Archive for the ‘healthandfood’ tag
Greasy Spoon #124
If you’re in the Fulham area and fancy a good breakfast, you could do a lot worse than the Fulham Cafe on Fulham Road. Full English Breakfast including coffee for about 5 pounds. Can’t say fairer than that in London.
(head out of Fulham Broadway station, turn right onto Fulham Road, and it’s on the left-hand-side of the road after two corners and about 300m).
Disclaimer: I have no connection with this cafe apart from being a client.
The Economics of Menu Choice and Food Quality
Let’s say you’re setting up a restaurant. How large should the menu be to encourage potential clientele to believe in your food?
Put another way: is there any correlation (real or perceived) between the size of a restaurant menu (measured in number of dishes) and the quality of the food that restaurant sells? For some time I was under the impression that there was an inverse relationship: for the best food, avoid those with large menus.
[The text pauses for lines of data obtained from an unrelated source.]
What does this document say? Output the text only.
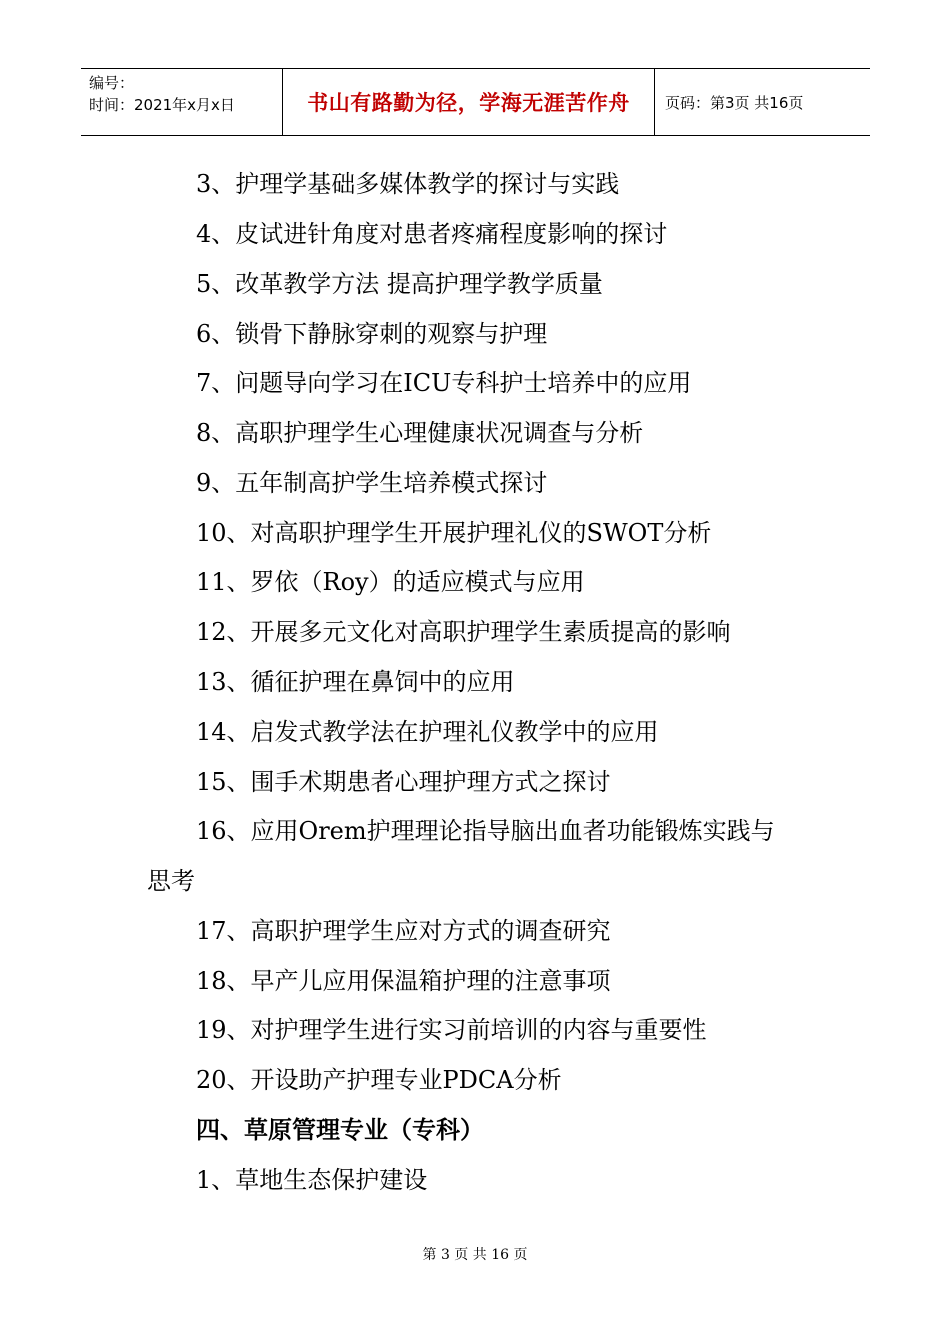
编号：
时间：2021年x月x日	书山有路勤为径，学海无涯苦作舟	页码：第3页 共16页
3、护理学基础多媒体教学的探讨与实践
4、皮试进针角度对患者疼痛程度影响的探讨
5、改革教学方法 提高护理学教学质量
6、锁骨下静脉穿刺的观察与护理
7、问题导向学习在ICU专科护士培养中的应用
8、高职护理学生心理健康状况调查与分析
9、五年制高护学生培养模式探讨
10、对高职护理学生开展护理礼仪的SWOT分析
11、罗依（Roy）的适应模式与应用
12、开展多元文化对高职护理学生素质提高的影响
13、循征护理在鼻饲中的应用
14、启发式教学法在护理礼仪教学中的应用
15、围手术期患者心理护理方式之探讨
16、应用Orem护理理论指导脑出血者功能锻炼实践与
思考
17、高职护理学生应对方式的调查研究
18、早产儿应用保温箱护理的注意事项
19、对护理学生进行实习前培训的内容与重要性
20、开设助产护理专业PDCA分析
四、草原管理专业（专科）
1、草地生态保护建设
第 3 页 共 16 页
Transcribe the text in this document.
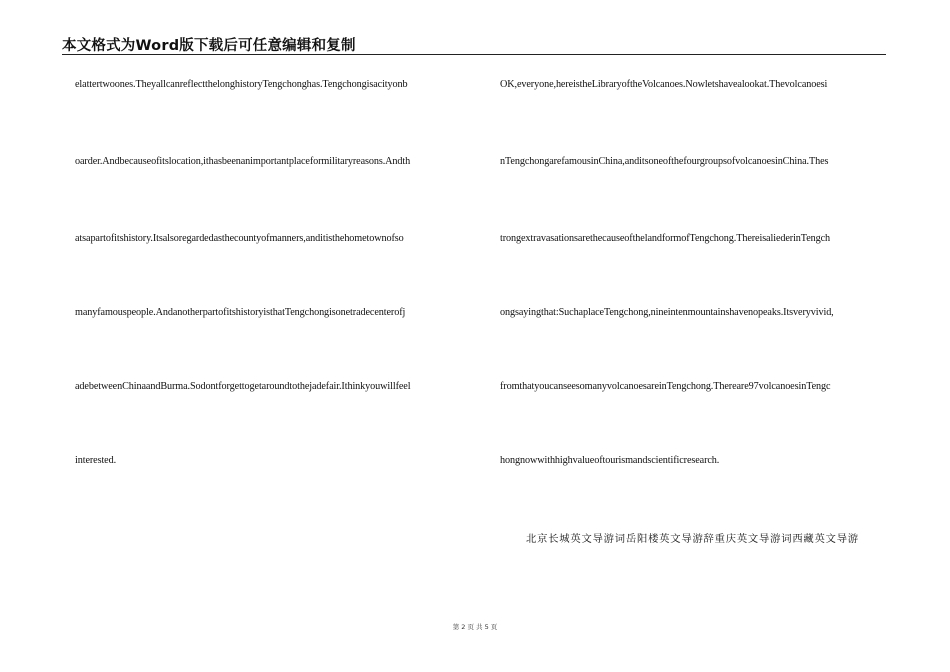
本文格式为Word版下载后可任意编辑和复制
elattertwoones.TheyallcanreflectthelonghistoryTengchonghas.Tengchongisacityonb
oarder.Andbecauseofitslocation,ithasbeenanimportantplaceformilitaryreasons.Andth
atsapartofitshistory.Itsalsoregardedasthecountyofmanners,anditisthehometownofso
manyfamouspeople.AndanotherpartofitshistoryisthatTengchongisonetradecenterofj
adebetweenChinaandBurma.Sodontforgettogetaroundtothejadefair.Ithinkyouwillfeel
interested.
OK,everyone,hereistheLibraryoftheVolcanoes.Nowletshavealookat.Thevolcanoesi
nTengchongarefamousinChina,anditsoneofthefourgroupsofvolcanoesinChina.Thes
trongextravasationsarethecauseofthelandformofTengchong.ThereisaliederinTengch
ongsayingthat:SuchaplaceTengchong,nineintenmountainshavenopeaks.Itsveryvivid,
fromthatyoucanseesomanyvolcanoesareinTengchong.Thereare97volcanoesinTengc
hongnowwithhighvalueoftourismandscientificresearch.
北京长城英文导游词岳阳楼英文导游辞重庆英文导游词西藏英文导游
第 2 页 共 5 页
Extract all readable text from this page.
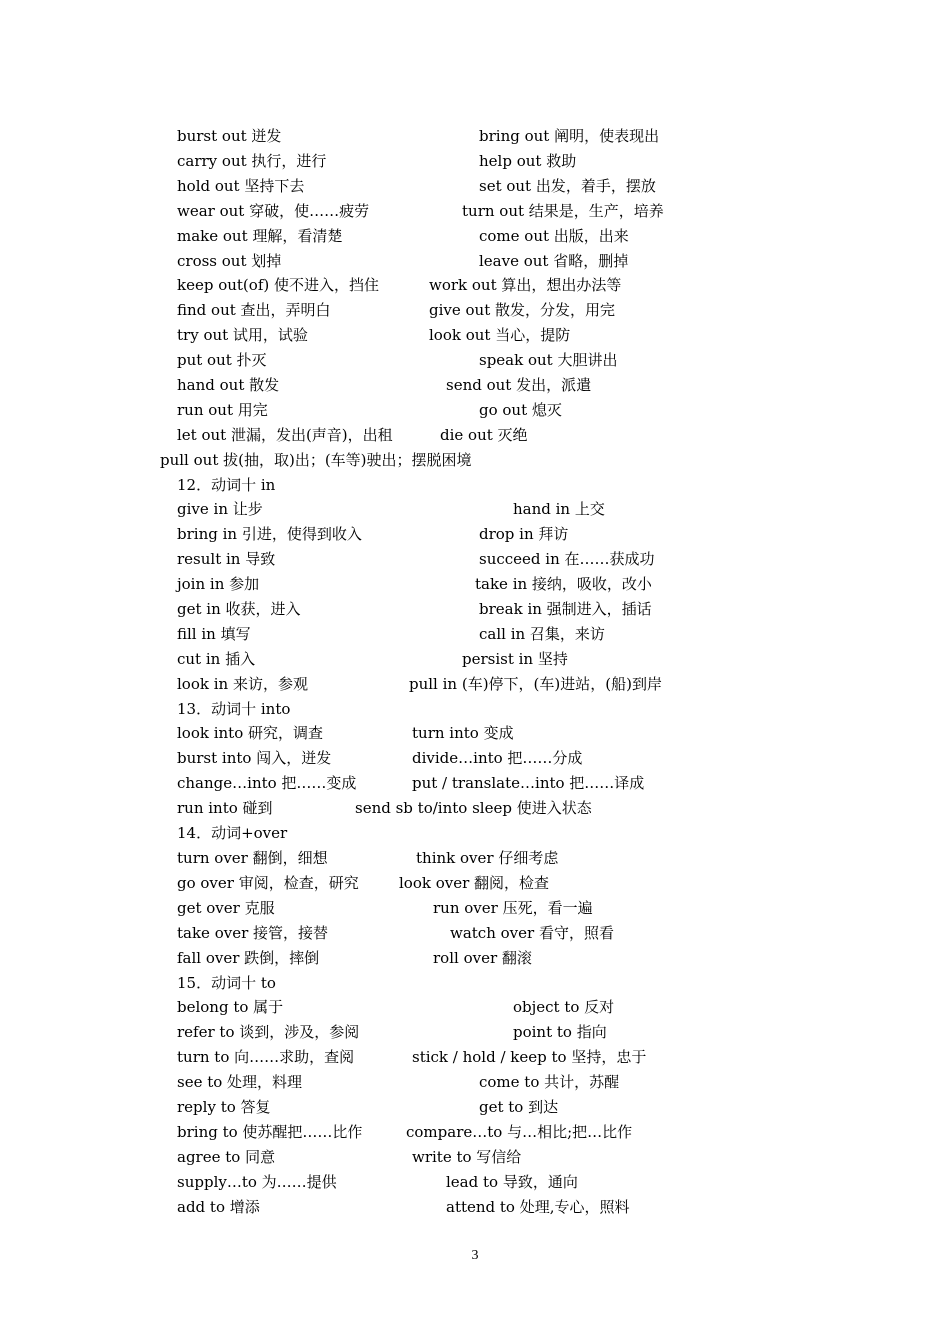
burst out 迸发	bring out 阐明，使表现出
carry out 执行，进行	help out 救助
hold out 坚持下去	set out 出发，着手，摆放
wear out 穿破，使……疲劳	turn out 结果是，生产，培养
make out 理解，看清楚	come out 出版，出来
cross out 划掉	leave out 省略，删掉
keep out(of) 使不进入，挡住	work out 算出，想出办法等
find out 查出，弄明白	give out 散发，分发，用完
try out 试用，试验	look out 当心，提防
put out 扑灭	speak out 大胆讲出
hand out 散发	send out 发出，派遣
run out 用完	go out 熄灭
let out 泄漏，发出(声音)，出租	die out 灭绝
pull out 拔(抽，取)出；(车等)驶出；摆脱困境
12．动词十 in
give in 让步	hand in 上交
bring in 引进，使得到收入	drop in 拜访
result in 导致	succeed in 在……获成功
join in 参加	take in 接纳，吸收，改小
get in 收获，进入	break in 强制进入，插话
fill in 填写	call in 召集，来访
cut in 插入	persist in 坚持
look in 来访，参观	pull in (车)停下，(车)进站，(船)到岸
13．动词十 into
look into 研究，调查	turn into 变成
burst into 闯入，迸发	divide…into 把……分成
change…into 把……变成	put / translate…into 把……译成
run into 碰到	send sb to/into sleep 使进入状态
14．动词+over
turn over 翻倒，细想	think over 仔细考虑
go over 审阅，检查，研究	look over 翻阅，检查
get over 克服	run over 压死，看一遍
take over 接管，接替	watch over 看守，照看
fall over 跌倒，摔倒	roll over 翻滚
15．动词十 to
belong to 属于	object to 反对
refer to 谈到，涉及，参阅	point to 指向
turn to 向……求助，查阅	stick / hold / keep to 坚持，忠于
see to 处理，料理	come to 共计，苏醒
reply to 答复	get to 到达
bring to 使苏醒把……比作	compare…to 与…相比;把…比作
agree to 同意	write to 写信给
supply…to 为……提供	lead to 导致，通向
add to 增添	attend to 处理,专心，照料
3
This was based on the premise of combining: the kitchen can cheaply combine a number of pre-prepared meal components (meat, sauce, vegetables, carbohydrate) at the last minute to give the potential for a large number of dishes: but the components are not made freshly: and so the quality suffers.
Recently, though, I’ve started to question this assumption. I’ve eaten at a number of excellent restaurants with huge menus and poor ones with small, promising menus. In both cases, some were cheap, some not so. I don’t know if something has changed in the restaurant industry or if there never was much of a correlation anyway. A Google search doesn’t turn up much research in this area. Is there any hard evidence or empirical data on this?
‘Chunky Egg Mayonnaise’
Is is just me, or is this the most revolting sandwich title ever? Compass should be ashamed of themselves.
Please look after your skin
After cycling round part of the Isle of Wight with Rachel last weekend, and foolishly using little-to-no sun cream, I ended up looking like a lobster in places. Accordingly, I went and refreshed my stock of years-old sun cream this week. However, even though I get a bit pompous about this issue, I didn’t realise just quite how acute the dangers were. Did you know that over a million cases of skin cancer occur every year in the US? In a country with 300 million people, that’s a pretty high hit rate. This article in the New York Times has more information.